Low energy reporting has been associated with BMI and desire of weight change [27, 28], as well as with changed food pattern . In the very first regression analysis, before discrimination between reporting accuracy and previous health, the associations found between FPG and health outcomes were contradictory to present recommendations in that the Fruit & vegetables FPG seemed to have the highest risk for many clinical diagnoses. However, the regression analyses were thereafter repeated on the Previously Healthy Adequate Reporters alone, to avoid reverse causality as individuals with previous health problems may choose to eat healthier. In these analyses, most of the risks for clinical outcomes associated with belonging to the Fruit & vegetables group were attenuated and this FPG instead became protective.

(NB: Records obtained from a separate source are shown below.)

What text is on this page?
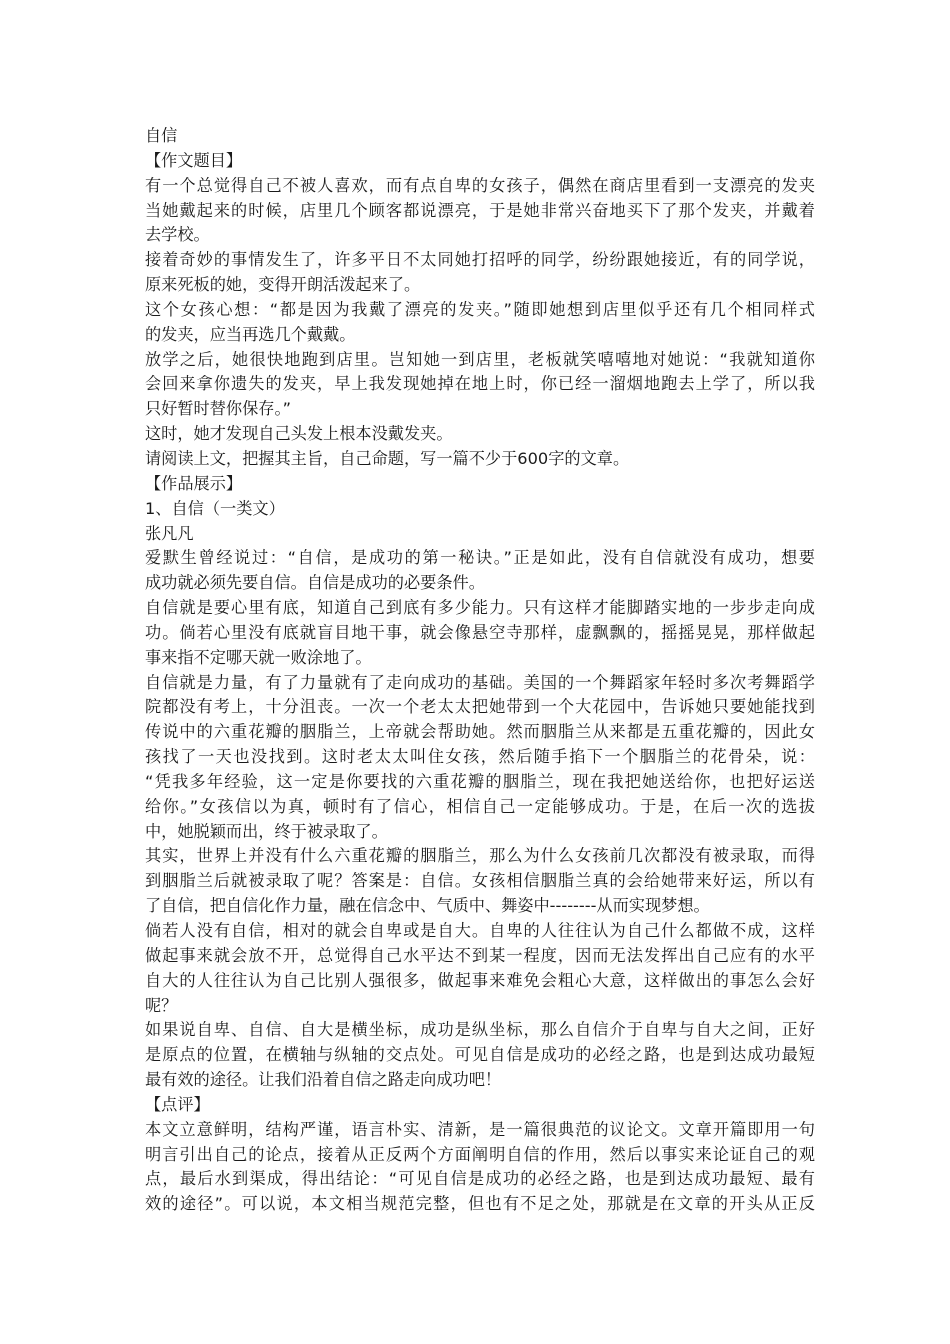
自信
【作文题目】
有一个总觉得自己不被人喜欢，而有点自卑的女孩子，偶然在商店里看到一支漂亮的发夹
当她戴起来的时候，店里几个顾客都说漂亮，于是她非常兴奋地买下了那个发夹，并戴着
去学校。
接着奇妙的事情发生了，许多平日不太同她打招呼的同学，纷纷跟她接近，有的同学说，
原来死板的她，变得开朗活泼起来了。
这个女孩心想：“都是因为我戴了漂亮的发夹。”随即她想到店里似乎还有几个相同样式
的发夹，应当再选几个戴戴。
放学之后，她很快地跑到店里。岂知她一到店里，老板就笑嘻嘻地对她说：“我就知道你
会回来拿你遗失的发夹，早上我发现她掉在地上时，你已经一溜烟地跑去上学了，所以我
只好暂时替你保存。”
这时，她才发现自己头发上根本没戴发夹。
请阅读上文，把握其主旨，自己命题，写一篇不少于600字的文章。
【作品展示】
1、自信（一类文）
张凡凡
爱默生曾经说过：“自信，是成功的第一秘诀。”正是如此，没有自信就没有成功，想要
成功就必须先要自信。自信是成功的必要条件。
自信就是要心里有底，知道自己到底有多少能力。只有这样才能脚踏实地的一步步走向成
功。倘若心里没有底就盲目地干事，就会像悬空寺那样，虚飘飘的，摇摇晃晃，那样做起
事来指不定哪天就一败涂地了。
自信就是力量，有了力量就有了走向成功的基础。美国的一个舞蹈家年轻时多次考舞蹈学
院都没有考上，十分沮丧。一次一个老太太把她带到一个大花园中，告诉她只要她能找到
传说中的六重花瓣的胭脂兰，上帝就会帮助她。然而胭脂兰从来都是五重花瓣的，因此女
孩找了一天也没找到。这时老太太叫住女孩，然后随手掐下一个胭脂兰的花骨朵，说：
“凭我多年经验，这一定是你要找的六重花瓣的胭脂兰，现在我把她送给你，也把好运送
给你。”女孩信以为真，顿时有了信心，相信自己一定能够成功。于是，在后一次的选拔
中，她脱颖而出，终于被录取了。
其实，世界上并没有什么六重花瓣的胭脂兰，那么为什么女孩前几次都没有被录取，而得
到胭脂兰后就被录取了呢？答案是：自信。女孩相信胭脂兰真的会给她带来好运，所以有
了自信，把自信化作力量，融在信念中、气质中、舞姿中--------从而实现梦想。
倘若人没有自信，相对的就会自卑或是自大。自卑的人往往认为自己什么都做不成，这样
做起事来就会放不开，总觉得自己水平达不到某一程度，因而无法发挥出自己应有的水平
自大的人往往认为自己比别人强很多，做起事来难免会粗心大意，这样做出的事怎么会好
呢？
如果说自卑、自信、自大是横坐标，成功是纵坐标，那么自信介于自卑与自大之间，正好
是原点的位置，在横轴与纵轴的交点处。可见自信是成功的必经之路，也是到达成功最短
最有效的途径。让我们沿着自信之路走向成功吧！
【点评】
本文立意鲜明，结构严谨，语言朴实、清新，是一篇很典范的议论文。文章开篇即用一句
明言引出自己的论点，接着从正反两个方面阐明自信的作用，然后以事实来论证自己的观
点，最后水到渠成，得出结论：“可见自信是成功的必经之路，也是到达成功最短、最有
效的途径”。可以说，本文相当规范完整，但也有不足之处，那就是在文章的开头从正反
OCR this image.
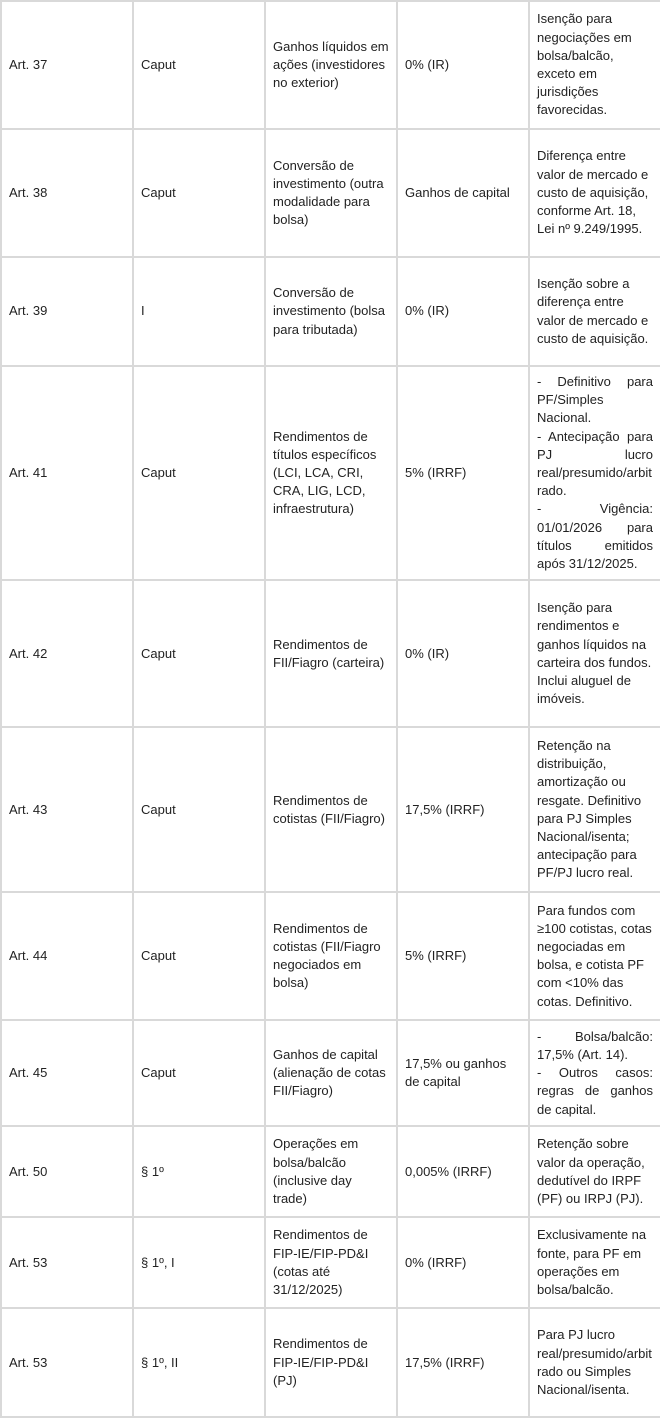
Art. 37	Caput	Ganhos líquidos em ações (investidores no exterior)	0% (IR)	Isenção para negociações em bolsa/balcão, exceto em jurisdições favorecidas.

Art. 38	Caput	Conversão de investimento (outra modalidade para bolsa)	Ganhos de capital	Diferença entre valor de mercado e custo de aquisição, conforme Art. 18, Lei nº 9.249/1995.

Art. 39	I	Conversão de investimento (bolsa para tributada)	0% (IR)	Isenção sobre a diferença entre valor de mercado e custo de aquisição.

Art. 41	Caput	Rendimentos de títulos específicos (LCI, LCA, CRI, CRA, LIG, LCD, infraestrutura)	5% (IRRF)	- Definitivo para PF/Simples Nacional.
- Antecipação para PJ lucro real/presumido/arbitrado.
- Vigência: 01/01/2026 para títulos emitidos após 31/12/2025.

Art. 42	Caput	Rendimentos de FII/Fiagro (carteira)	0% (IR)	Isenção para rendimentos e ganhos líquidos na carteira dos fundos. Inclui aluguel de imóveis.

Art. 43	Caput	Rendimentos de cotistas (FII/Fiagro)	17,5% (IRRF)	Retenção na distribuição, amortização ou resgate. Definitivo para PJ Simples Nacional/isenta; antecipação para PF/PJ lucro real.

Art. 44	Caput	Rendimentos de cotistas (FII/Fiagro negociados em bolsa)	5% (IRRF)	Para fundos com ≥100 cotistas, cotas negociadas em bolsa, e cotista PF com <10% das cotas. Definitivo.

Art. 45	Caput	Ganhos de capital (alienação de cotas FII/Fiagro)	17,5% ou ganhos de capital	- Bolsa/balcão: 17,5% (Art. 14).
- Outros casos: regras de ganhos de capital.

Art. 50	§ 1º	Operações em bolsa/balcão (inclusive day trade)	0,005% (IRRF)	Retenção sobre valor da operação, dedutível do IRPF (PF) ou IRPJ (PJ).

Art. 53	§ 1º, I	Rendimentos de FIP-IE/FIP-PD&I (cotas até 31/12/2025)	0% (IRRF)	Exclusivamente na fonte, para PF em operações em bolsa/balcão.

Art. 53	§ 1º, II	Rendimentos de FIP-IE/FIP-PD&I (PJ)	17,5% (IRRF)	Para PJ lucro real/presumido/arbitrado ou Simples Nacional/isenta.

In the Malmö Diet and Cancer Cohort it was found that past food habit change was related to obesity, lifestyle and socio-economic factors which can seriously distort observed relationships between diet and health . They have also showed that exclusion of low energy reporters affects the results when studying associations between food patterns and cancer . This highlights that it is of crucial importance to recognize that mis-reporting, as well as changed food habits due to previous ill health or other causes, are major threats to the validity of all nutrition epidemiology studies as it causes misclassification of dietary exposures, contributing to attenuated associations between food intake and health outcomes.

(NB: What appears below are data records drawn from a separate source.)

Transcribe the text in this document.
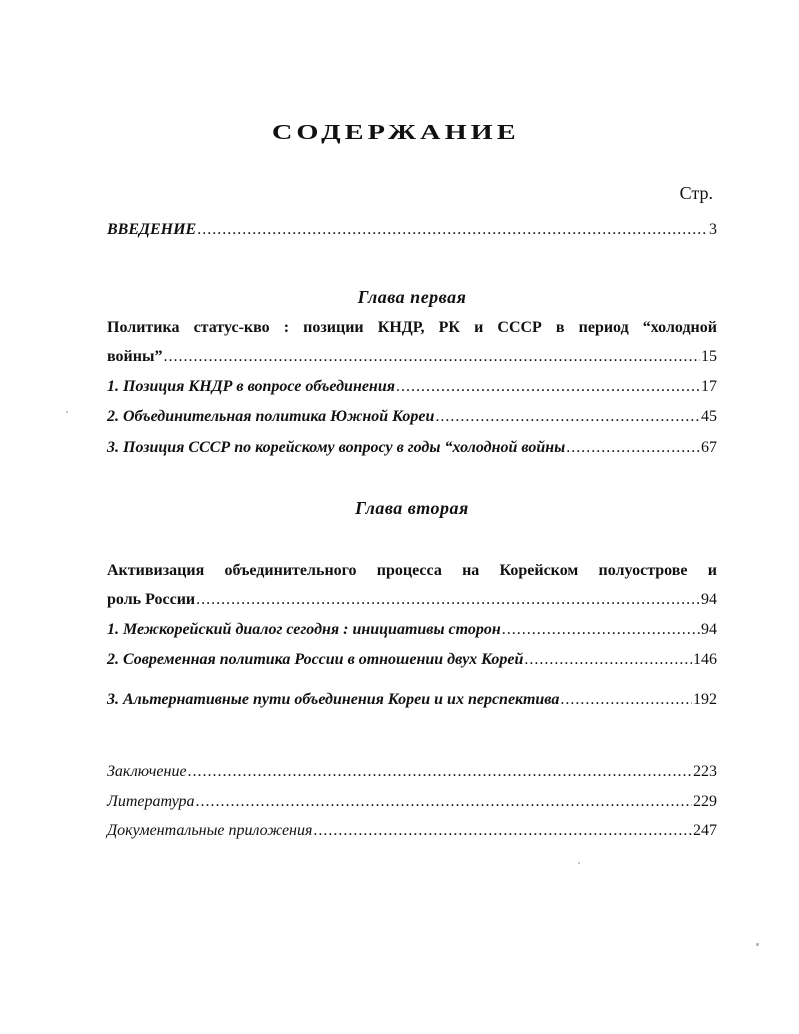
СОДЕРЖАНИЕ
Стр.
ВВЕДЕНИЕ .....	3
Глава первая
Политика статус-кво : позиции КНДР, РК и СССР в период “холодной
войны” .....	15
1. Позиция КНДР в вопросе объединения .....	17
2. Объединительная политика Южной Кореи .....	45
3. Позиция СССР по корейскому вопросу в годы “холодной войны .....	67
Глава вторая
Активизация объединительного процесса на Корейском полуострове и
роль России .....	94
1. Межкорейский диалог сегодня : инициативы сторон .....	94
2. Современная политика России в отношении двух Корей .....	146
3. Альтернативные пути объединения Кореи и их перспектива .....	192
Заключение .....	223
Литература .....	229
Документальные приложения .....	247
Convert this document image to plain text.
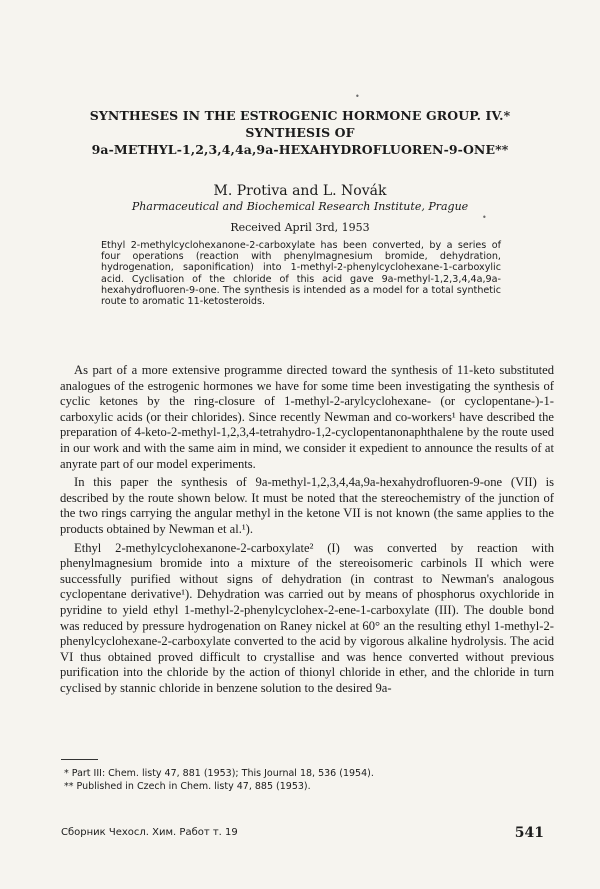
•
•
SYNTHESES IN THE ESTROGENIC HORMONE GROUP. IV.*
SYNTHESIS OF
9a-METHYL-1,2,3,4,4a,9a-HEXAHYDROFLUOREN-9-ONE**
M. Protiva and L. Novák
Pharmaceutical and Biochemical Research Institute, Prague
Received April 3rd, 1953
Ethyl 2-methylcyclohexanone-2-carboxylate has been converted, by a series of four operations (reaction with phenylmagnesium bromide, dehydration, hydrogenation, saponification) into 1-methyl-2-phenylcyclohexane-1-carboxylic acid. Cyclisation of the chloride of this acid gave 9a-methyl-1,2,3,4,4a,9a-hexahydrofluoren-9-one. The synthesis is intended as a model for a total synthetic route to aromatic 11-ketosteroids.

As part of a more extensive programme directed toward the synthesis of 11-keto substituted analogues of the estrogenic hormones we have for some time been investigating the synthesis of cyclic ketones by the ring-closure of 1-methyl-2-arylcyclohexane- (or cyclopentane-)-1-carboxylic acids (or their chlorides). Since recently Newman and co-workers¹ have described the preparation of 4-keto-2-methyl-1,2,3,4-tetrahydro-1,2-cyclopentanonaphthalene by the route used in our work and with the same aim in mind, we consider it expedient to announce the results of at anyrate part of our model experiments.

In this paper the synthesis of 9a-methyl-1,2,3,4,4a,9a-hexahydrofluoren-9-one (VII) is described by the route shown below. It must be noted that the stereochemistry of the junction of the two rings carrying the angular methyl in the ketone VII is not known (the same applies to the products obtained by Newman et al.¹).

Ethyl 2-methylcyclohexanone-2-carboxylate² (I) was converted by reaction with phenylmagnesium bromide into a mixture of the stereoisomeric carbinols II which were successfully purified without signs of dehydration (in contrast to Newman's analogous cyclopentane derivative¹). Dehydration was carried out by means of phosphorus oxychloride in pyridine to yield ethyl 1-methyl-2-phenylcyclohex-2-ene-1-carboxylate (III). The double bond was reduced by pressure hydrogenation on Raney nickel at 60° an the resulting ethyl 1-methyl-2-phenylcyclohexane-2-carboxylate converted to the acid by vigorous alkaline hydrolysis. The acid VI thus obtained proved difficult to crystallise and was hence converted without previous purification into the chloride by the action of thionyl chloride in ether, and the chloride in turn cyclised by stannic chloride in benzene solution to the desired 9a-

* Part III: Chem. listy 47, 881 (1953); This Journal 18, 536 (1954).
** Published in Czech in Chem. listy 47, 885 (1953).
Сборник Чехосл. Хим. Работ т. 19	541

In the present study, being in the High fat groups was associated with an increased risk for adverse health effects, mainly for IFG/IGT/diabetes in females and elevated S-lipid levels in males. The High fat groups had the highest or second highest intake of most macro- and micronutrients that are viewed as unhealthy and the lowest intake of most nutrients viewed as healthy. The associations between food habits and health are complex and are further complicated by associations with weight and physical activity. It has been shown that being normal weight but physically inactive is more detrimental to long term health than being moderately overweight and physically active [30, 31]. Whether a high intake of unhealthy foods or a low intake of healthy foods is most detrimental to long-term health is unclear. From a public health point of view a broad approach is necessary when planning health interventions.